À ce propos, et afin que tout le monde puisse se faire vacciner, il demande aux femmes de « motiver leur famille », ajoutant que « ce sera une protection contre le virus ». Avant d’ajouter que le gouvernement sera « plus flexible » sur les conditions imposées par rapport aux passagers arrivant à Maurice. Il poursuit en rappelant que ses ministres et lui auraient pu se faire vacciner « dès le commencement », mais que tel n’a pas été le cas, car il s’agissait avant tout, dit-il, de « donner priorité aux “frontliners” ». Avant de conclure : « Biento nou pou vaksine ! »

Toujours concernant le virus, il a tenu à rendre hommage « à tous ceux qui ont suivi les consignes » du gouvernement, « particulièrement les femmes qui ont travaillé dans les services essentiels » dans différents secteurs, dit-il. « À sa lepok-la, nou ti ena kontaminasyon dan nou sosiete ek sirtou sete enn viris nou pa ti arme pou konbat li », fait-il ressortir. Selon lui, « les femmes ont travaillé durement durant la période de Lockdown, étant donné l’augmentation de travail à la maison ».
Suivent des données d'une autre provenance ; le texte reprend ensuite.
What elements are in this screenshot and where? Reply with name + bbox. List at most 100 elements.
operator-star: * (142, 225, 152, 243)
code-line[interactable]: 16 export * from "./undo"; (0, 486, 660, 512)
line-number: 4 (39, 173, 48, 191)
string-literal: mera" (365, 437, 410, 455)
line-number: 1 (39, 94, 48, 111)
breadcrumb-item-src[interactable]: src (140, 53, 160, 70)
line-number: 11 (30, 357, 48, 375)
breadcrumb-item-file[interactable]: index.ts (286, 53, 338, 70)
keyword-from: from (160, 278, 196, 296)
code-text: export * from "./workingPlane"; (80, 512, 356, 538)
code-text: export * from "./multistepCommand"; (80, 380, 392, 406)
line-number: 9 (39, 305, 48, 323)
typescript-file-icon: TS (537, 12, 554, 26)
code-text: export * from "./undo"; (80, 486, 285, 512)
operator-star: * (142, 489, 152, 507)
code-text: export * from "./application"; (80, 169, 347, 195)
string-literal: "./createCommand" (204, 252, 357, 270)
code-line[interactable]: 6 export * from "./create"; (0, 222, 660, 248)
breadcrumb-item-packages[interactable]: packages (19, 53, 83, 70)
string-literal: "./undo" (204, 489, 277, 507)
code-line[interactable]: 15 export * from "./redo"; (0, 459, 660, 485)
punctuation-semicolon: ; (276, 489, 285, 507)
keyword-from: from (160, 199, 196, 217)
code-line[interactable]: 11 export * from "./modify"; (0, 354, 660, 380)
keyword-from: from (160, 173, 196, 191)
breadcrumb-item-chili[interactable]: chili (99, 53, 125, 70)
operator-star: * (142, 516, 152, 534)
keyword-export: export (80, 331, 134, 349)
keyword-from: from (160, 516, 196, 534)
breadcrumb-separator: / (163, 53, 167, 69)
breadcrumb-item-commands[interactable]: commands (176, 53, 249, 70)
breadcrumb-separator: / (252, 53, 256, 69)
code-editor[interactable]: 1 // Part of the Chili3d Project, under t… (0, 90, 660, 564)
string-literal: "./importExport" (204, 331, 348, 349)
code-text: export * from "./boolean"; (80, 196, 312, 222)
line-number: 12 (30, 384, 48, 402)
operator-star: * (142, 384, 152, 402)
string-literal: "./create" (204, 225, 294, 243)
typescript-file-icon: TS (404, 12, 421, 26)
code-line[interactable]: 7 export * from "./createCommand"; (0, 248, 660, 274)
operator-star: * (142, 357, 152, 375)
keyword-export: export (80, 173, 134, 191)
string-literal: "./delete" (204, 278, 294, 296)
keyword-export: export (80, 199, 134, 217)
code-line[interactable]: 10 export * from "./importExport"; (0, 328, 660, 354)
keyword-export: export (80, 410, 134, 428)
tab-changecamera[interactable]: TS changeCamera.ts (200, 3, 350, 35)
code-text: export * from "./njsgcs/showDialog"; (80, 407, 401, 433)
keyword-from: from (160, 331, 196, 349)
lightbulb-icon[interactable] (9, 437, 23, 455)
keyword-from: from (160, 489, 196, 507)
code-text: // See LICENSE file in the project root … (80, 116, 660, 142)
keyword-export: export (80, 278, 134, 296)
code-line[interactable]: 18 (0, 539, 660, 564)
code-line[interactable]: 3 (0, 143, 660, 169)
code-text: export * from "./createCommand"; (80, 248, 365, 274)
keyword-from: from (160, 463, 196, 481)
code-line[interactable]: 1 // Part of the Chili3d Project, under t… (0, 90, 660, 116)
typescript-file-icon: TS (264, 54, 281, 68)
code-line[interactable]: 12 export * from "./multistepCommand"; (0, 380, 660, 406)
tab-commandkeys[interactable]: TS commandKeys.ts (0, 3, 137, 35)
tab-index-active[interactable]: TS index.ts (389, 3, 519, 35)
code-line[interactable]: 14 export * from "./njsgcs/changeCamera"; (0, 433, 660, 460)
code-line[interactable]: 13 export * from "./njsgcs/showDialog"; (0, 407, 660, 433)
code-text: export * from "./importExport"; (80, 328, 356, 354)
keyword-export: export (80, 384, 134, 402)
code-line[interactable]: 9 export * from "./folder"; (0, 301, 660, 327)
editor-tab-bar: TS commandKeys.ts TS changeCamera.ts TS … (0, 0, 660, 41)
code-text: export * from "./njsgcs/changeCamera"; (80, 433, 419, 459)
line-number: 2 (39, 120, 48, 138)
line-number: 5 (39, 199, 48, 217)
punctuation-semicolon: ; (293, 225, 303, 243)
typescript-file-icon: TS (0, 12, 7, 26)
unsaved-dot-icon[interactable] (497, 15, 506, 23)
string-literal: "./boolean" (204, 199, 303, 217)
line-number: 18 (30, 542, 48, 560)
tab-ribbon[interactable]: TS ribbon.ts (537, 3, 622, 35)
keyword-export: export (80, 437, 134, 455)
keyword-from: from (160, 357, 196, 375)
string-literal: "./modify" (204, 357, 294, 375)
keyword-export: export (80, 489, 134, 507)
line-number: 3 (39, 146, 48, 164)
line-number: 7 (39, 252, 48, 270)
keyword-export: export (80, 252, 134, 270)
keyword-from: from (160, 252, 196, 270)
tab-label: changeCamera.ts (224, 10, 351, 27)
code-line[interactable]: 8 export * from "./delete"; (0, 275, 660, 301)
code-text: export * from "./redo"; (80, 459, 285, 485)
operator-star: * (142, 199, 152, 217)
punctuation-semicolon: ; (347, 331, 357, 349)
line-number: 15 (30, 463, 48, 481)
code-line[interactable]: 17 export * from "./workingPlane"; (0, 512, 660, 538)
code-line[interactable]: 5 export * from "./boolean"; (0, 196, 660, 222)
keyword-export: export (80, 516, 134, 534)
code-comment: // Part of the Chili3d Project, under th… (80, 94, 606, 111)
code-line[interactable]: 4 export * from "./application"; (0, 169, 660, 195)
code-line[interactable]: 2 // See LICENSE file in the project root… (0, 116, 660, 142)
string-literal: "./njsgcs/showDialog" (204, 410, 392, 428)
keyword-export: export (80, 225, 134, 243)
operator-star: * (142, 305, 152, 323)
Par ailleurs, Pravind Jugnauth concède que la situation financière de beaucoup de femmes s’est détériorée dans le sillage de la pandémie. Et de souligner de quelle manière le virus a « mis à genoux » l’économie de tous les pays à travers le monde, dont Maurice. L’une des victimes les plus affectées, dit-il, est Air Mauritius, qui « finn down net ». Mais l’industrie touristique et le secteur des investissements ont également été très impactés, dit-il, étant donné que personne ne peut voyager. « Sa bann difikilte-la, nou ankor pe fer fas. Pa ve dir akoz nou COVID safe ki lekonomi finn repran kouma bizin », poursuit-il, tout en gardant confiance en une reprise économique.

Concernant le message des Nations Unies sur le leadership féminin dans une période post-COVID, le Premier ministre a émis certaines réserves, estimant que nous ne sommes pas encore débarrassés du virus. « Mo pa krwar nou pou ariv post-COVID desito », dit-il. Pravind Jugnauth souligne cependant que «nous vivons une situation totalement différente des autres pays ». En parlant de la capacité d’inspirer et motiver les autres, il estime que « pou kapav fer sa, fode ou enn lexanp ou mem ».

Pravind Jugnauth dit avoir également noté une recrudescence de la violence domestique, surtout durant la période de confinement. Il affirme ainsi ne pas comprendre « comment des hommes frappent toujours des femmes dans une période comme celle-ci ». Tout en soutenant qu’il prendra les mesures qui s’imposent. « Nou tou imin », dit-il, se demandant si ceux qui violentent leurs femmes « auraient aimé être frappés par d’autres personnes ».

À ce propos, il rappelle qu’il préside un comité de haut niveau travaillant sur un plan d’action contre la violence domestique. Des actions ont d’ailleurs déjà été mises en application, dit-il. Dans un autre registre, il demande aux femmes de pratiquer régulièrement de l’activité physique, ce qui provoquera « une grande amélioration dans leur vie ». Et de lancer un appel aux femmes pour « faire entendre leur voix à chaque fois qu’une personne va contre les lois ».

La ministre de l’Égalité des Genres, Kalpana Koonjoo-Shah, a couvert d’éloges le Premier ministre. Répondant aux critiques contre ce dernier, elle soutient que « bann lamars » n’apportent pas de résultats. « Ou kapav marse, ziska ariv lor lalunn tou, me se pa sa ki amenn rezilta », dit-elle.

Par ailleurs, elle soutient que les femmes n’ont pas encore obtenu le respect qu’elles méritent. « Nou ena ankor enn lon larout pou nou fer », dit-elle. Aussi a-t-elle demandé aux femmes « d’applaudir fortement le Premier ministre et son équipe ».

Kalpana Koonjoo-Shah a également annoncé le lancement d’un Women Entrepreneur Innovator’s Award. Le but de ce concours est « d’innover dans leur domaine et d’améliorer la qualité de leurs produits ».